When Kappes and Basu induced colitis in genetically altered mice in which this regulatory switch is turned off, the mice developed a much milder form of colitis, indicating that disrupting the ThPOK autoregulatory cycle offered them substantial protection from this disease. “It suggests that manipulating this circuit could be used in a therapeutic application,” Kappes said.
The researchers found that disruption of this switch caused the CD4 “helper” cells to stop functioning properly.

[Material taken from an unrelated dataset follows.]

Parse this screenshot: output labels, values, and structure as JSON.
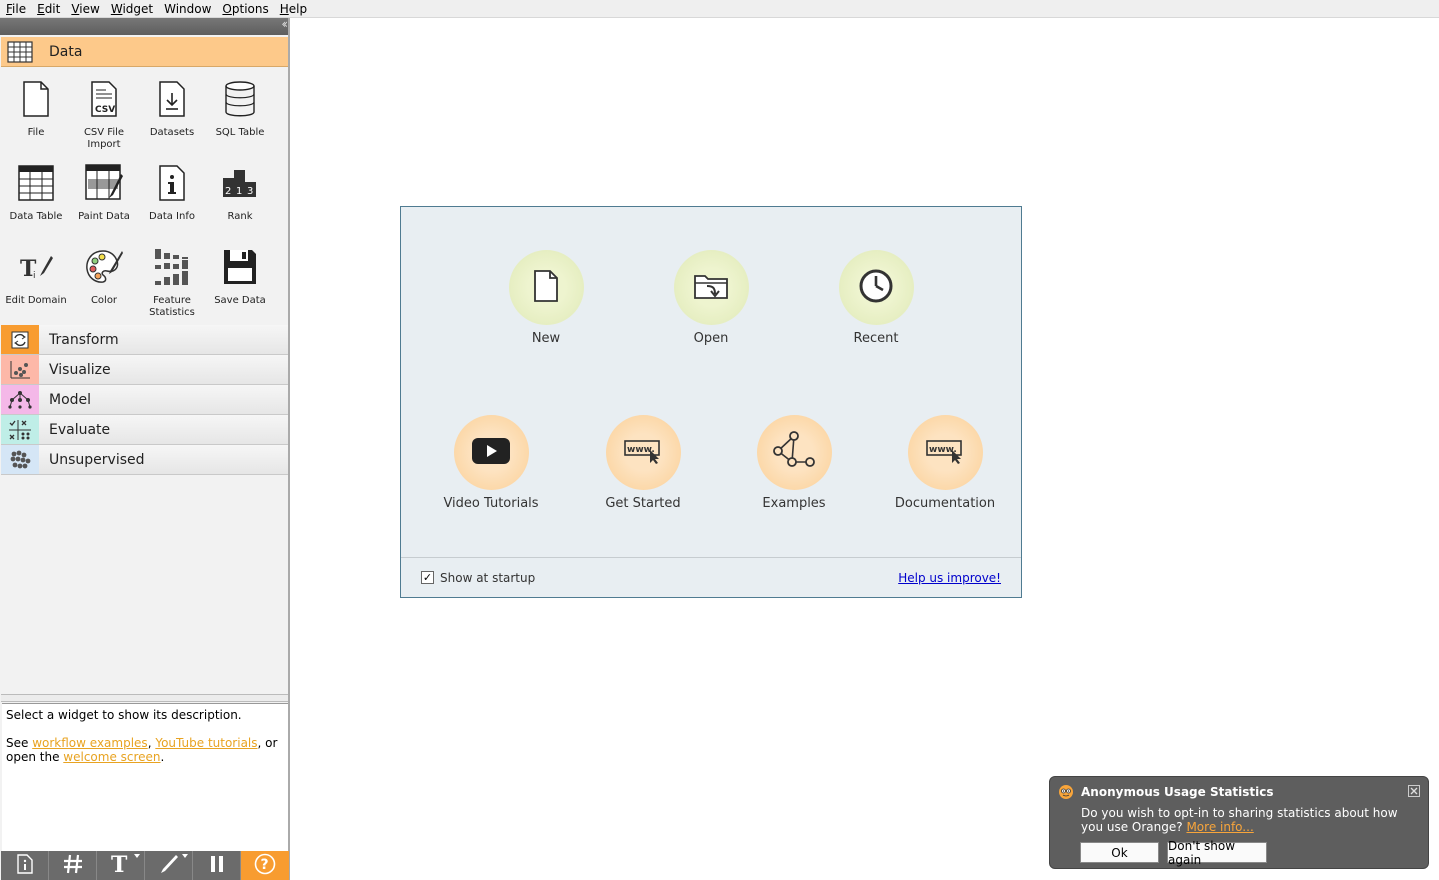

Instead, they adopted features of a distinct T cell subtype known as colonic T reg cells, which regulate the autoimmune response in the gut. Upon entering the gut, these T reg cells in turn converted into another type of T cell called intraepithelial lymphocytes, or IEL, which protect the gut from infection.
Utilizing state-of-the-art modern molecular genomic tools, Kappes and Basu further revealed that this autoregulatory loop fundamentally controls the genome-wide regulatory landscape that “hardwires” helper T cell identity and function. “Even though this particular study focused on the gut and colitis, it could have applications to other cases of immune system dysfunction, including diabetes and HIV,” Kappes said.
“Targeting this molecular circuit with probiotics, prebiotics, and special diet will not only help IBD patients but will also protect cancer patients from harmful side effects of chemo and immunotherapy,” added Basu.
The paper, “Essential Role of a ThPOK Autoregulatory Loop in the Maintenance of Mature CD4 + T Cell Identity and Function,” was published in the journal Nature Immunology.